Asked to comment by Medscape News UK, an NHS England spokesperson said: "The NHS is investing £1.9 billion to ensure hospitals have the right digital foundations in place and almost nine-tenths (89%) of trusts use EPRs, with the NHS on track to roll them out to 95% of trusts by March 2025 in line with the Government's target."

However according to The BMJ, a report published earlier this year by the Government's Infrastructure and Projects Authority downgraded its assessment of the likelihood of the NHS hitting the deadline for the rollout of EPRs. "Delivery confidence is red [the lowest rating]," it said, as "a number of NHS trusts are reporting they are unlikely to be able to fully implement an EPR by March 2025." It forecast a new end date of 2026 for the project.

Government Has "Failed to Meet Key Targets"

Results were very similar for drug charts.
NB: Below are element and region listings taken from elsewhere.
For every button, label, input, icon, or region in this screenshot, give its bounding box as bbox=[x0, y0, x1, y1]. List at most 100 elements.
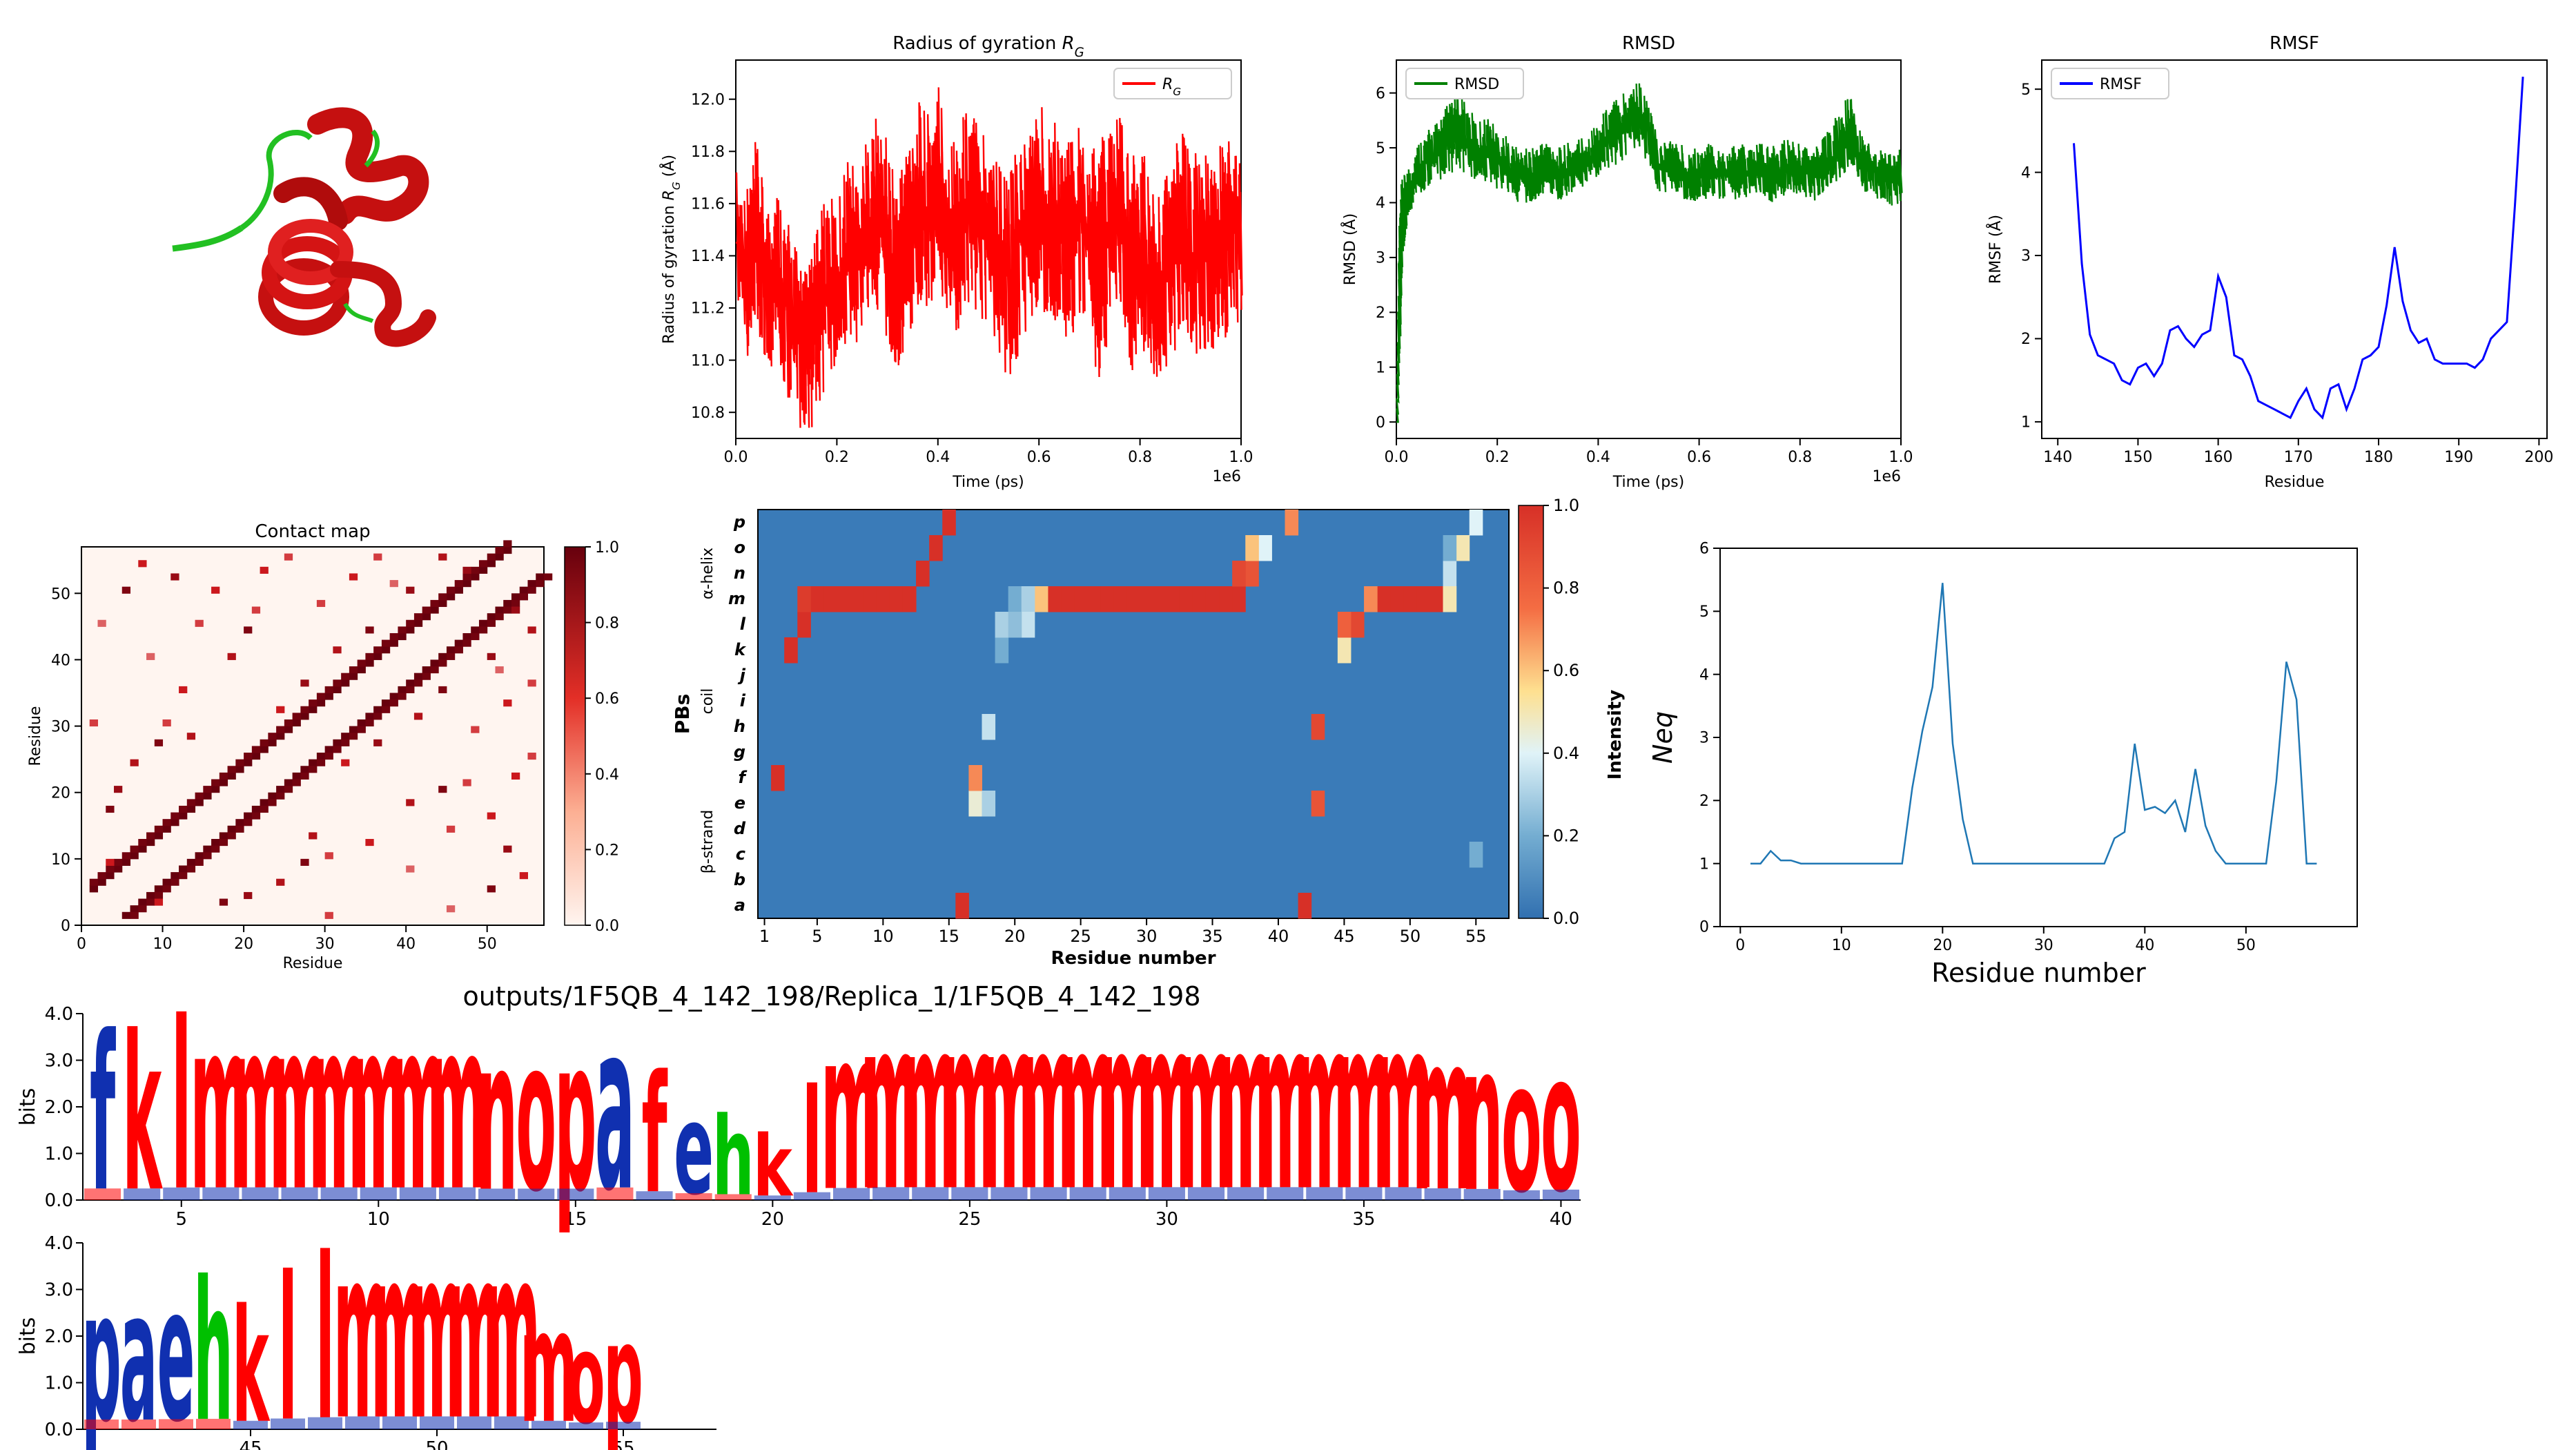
pb-group-label: α-helix bbox=[699, 548, 716, 599]
logo-letter: h bbox=[193, 1241, 233, 1450]
contact-cell bbox=[268, 739, 277, 746]
logo-residual bbox=[233, 1420, 268, 1429]
x-axis-label: Residue number bbox=[1051, 948, 1216, 969]
contact-cell bbox=[227, 652, 236, 660]
contact-cell bbox=[284, 786, 293, 793]
contact-cell bbox=[284, 553, 293, 561]
contact-cell bbox=[244, 819, 253, 826]
contact-cell bbox=[170, 819, 179, 826]
contact-cell bbox=[300, 858, 309, 866]
pb-cell-f bbox=[968, 765, 982, 791]
logo-residual bbox=[121, 1419, 156, 1429]
contact-cell bbox=[430, 659, 439, 667]
pb-cell-m bbox=[1192, 586, 1207, 612]
contact-cell bbox=[276, 786, 285, 793]
x-tick-label: 20 bbox=[761, 1209, 784, 1230]
contact-cell bbox=[114, 865, 123, 873]
y-tick-label: 0 bbox=[61, 918, 70, 935]
contact-cell bbox=[284, 779, 293, 786]
x-tick-label: 55 bbox=[612, 1438, 634, 1450]
pb-cell-o bbox=[1443, 535, 1457, 561]
contact-cell bbox=[219, 832, 228, 840]
chart-rg: 0.0 0.2 0.4 0.6 0.8 1.0 10.8 11.0 11.2 11.4 11.6 11… bbox=[659, 33, 1253, 491]
contact-cell bbox=[300, 766, 309, 773]
x-tick-label: 0.6 bbox=[1027, 449, 1051, 466]
pb-cell-e bbox=[982, 791, 996, 817]
logo-residual bbox=[84, 1419, 119, 1429]
chart-rmsf: 140 150 160 170 180 190 200 1 2 3 4 5 Residue RMSF (Å… bbox=[1986, 33, 2553, 491]
y-axis-label: Neq bbox=[1648, 711, 1678, 764]
legend-label: RMSF bbox=[2100, 76, 2142, 93]
contact-cell bbox=[260, 805, 269, 813]
contact-cell bbox=[162, 819, 171, 826]
pb-cell-l bbox=[1008, 612, 1022, 638]
contact-cell bbox=[244, 891, 253, 900]
contact-cell bbox=[121, 911, 131, 919]
colorbar-tick-label: 0.8 bbox=[1553, 579, 1579, 598]
contact-cell bbox=[211, 839, 220, 847]
logo-letter: k bbox=[122, 990, 163, 1239]
logo-residual bbox=[478, 1188, 516, 1200]
pb-cell-l bbox=[995, 612, 1009, 638]
contact-cell bbox=[138, 560, 147, 568]
logo-residual bbox=[281, 1187, 318, 1200]
y-tick-label: 2.0 bbox=[45, 1326, 73, 1347]
contact-cell bbox=[446, 586, 456, 594]
contact-cell bbox=[341, 759, 350, 766]
logo-letter: m bbox=[408, 1196, 466, 1450]
y-tick-label: 4 bbox=[2021, 164, 2031, 182]
logo-residual bbox=[675, 1193, 712, 1200]
y-tick-label: 2 bbox=[1699, 793, 1709, 810]
pb-cell-p bbox=[1285, 510, 1299, 536]
logo-letter: e bbox=[674, 1076, 714, 1224]
contact-cell bbox=[333, 646, 342, 654]
contact-cell bbox=[97, 619, 106, 627]
x-tick-label: 45 bbox=[1334, 927, 1355, 946]
contact-cell bbox=[251, 746, 261, 753]
legend-label: RG​ bbox=[1162, 76, 1181, 98]
contact-cell bbox=[373, 739, 382, 746]
y-tick-label: 40 bbox=[51, 652, 70, 669]
contact-cell bbox=[478, 626, 488, 634]
logo-residual bbox=[196, 1418, 231, 1429]
logo-residual bbox=[636, 1191, 673, 1200]
pb-cell-m bbox=[1034, 586, 1048, 612]
logo-residual bbox=[242, 1187, 279, 1200]
contact-cell bbox=[211, 586, 220, 594]
x-tick-label: 50 bbox=[1400, 927, 1421, 946]
logo-residual bbox=[1148, 1187, 1185, 1200]
contact-cell bbox=[138, 905, 147, 913]
x-tick-label: 0.6 bbox=[1687, 449, 1711, 466]
contact-cell bbox=[333, 686, 342, 694]
x-offset-label: 1e6 bbox=[1212, 468, 1241, 485]
x-tick-label: 20 bbox=[234, 936, 253, 953]
logo-residual bbox=[754, 1195, 791, 1200]
logo-letter: h bbox=[712, 1094, 754, 1219]
contact-cell bbox=[438, 553, 447, 561]
contact-cell bbox=[381, 639, 391, 647]
contact-cell bbox=[462, 639, 471, 647]
contact-cell bbox=[438, 652, 447, 660]
contact-cell bbox=[154, 832, 164, 840]
y-axis-label: bits bbox=[16, 1317, 40, 1355]
pb-cell-m bbox=[797, 586, 811, 612]
contact-cell bbox=[398, 693, 407, 700]
contact-cell bbox=[519, 872, 528, 880]
contact-cell bbox=[398, 626, 407, 634]
logo-residual bbox=[494, 1416, 529, 1429]
y-tick-label: 50 bbox=[51, 586, 70, 603]
x-tick-label: 50 bbox=[425, 1438, 448, 1450]
contact-cell bbox=[106, 858, 115, 866]
contact-cell bbox=[519, 593, 528, 601]
pb-cell-o bbox=[1245, 535, 1259, 561]
contact-cell bbox=[186, 799, 196, 806]
contact-cell bbox=[195, 792, 204, 800]
logo-residual bbox=[320, 1187, 358, 1200]
pb-cell-k bbox=[1337, 637, 1352, 664]
contact-cell bbox=[146, 898, 155, 906]
contact-cell bbox=[471, 626, 480, 634]
contact-cell bbox=[341, 733, 350, 740]
logo-letter: l bbox=[802, 1058, 822, 1226]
Of the 172 trusts that responded to questions on whether drug prescribing and administration was done on paper, electronically, or both, 46 (27%) said they used only an electronic system, 110 (64%) used a mixture of electronic and paper prescribing, and 16 (9%) used only paper drug charts. 

Again, this is despite a Government claim that, by March 2021, 80% of hospitals had electronic prescribing and medicines administration (EPMA) in place and the NHS was "on track' to eliminate paper prescribing in hospitals.

The results accord with the verdict published by The BMJ in July  of an expert panel convened by the Commons Health and Social Care Committee, which concluded that the UK Government had "failed to meet a key target to eliminate paper prescribing in hospitals and to introduce digital or electronic prescribing across the entire NHS by 2024".

Initially, it was planned to have EPMA in all trusts by 2024; that target has now been pushed back to 2025, The BMJ said. 

Yet Government figures showed that the use of electronic prescribing could cut medication errors by 30% compared with paper prescribing. Staff also prefer it. In a survey of 250 staff by Oxleas NHS Foundation Trust after the implementation of its electronic prescribing and medicines administration (EPMA) system, 93% said that they preferred electronic prescribing over paper. In addition, 96% of respondents reported that the electronic system saved time.

Multiple System Issues Hamper Digital Transition

Key issues hampering digital transition, the report suggested, were frequent changes of Government, a succession of health secretaries with varying approaches, multiple strategies with shifting targets and priorities, outdated IT systems, and EPR systems in different trusts not being interoperable with each other or viewable by other hospitals, GPs, or third sector organisations.

The report quoted Dale Peters, senior research director at technology analysts TechMarketView, saying: "We always talk about the NHS having this unrivalled data set, but actually so much of that data is locked away in proprietary systems and in formats that aren't compatible with the other data.

"Until we have those interoperable systems, we'll never really see the benefit of having that sheer amount of data."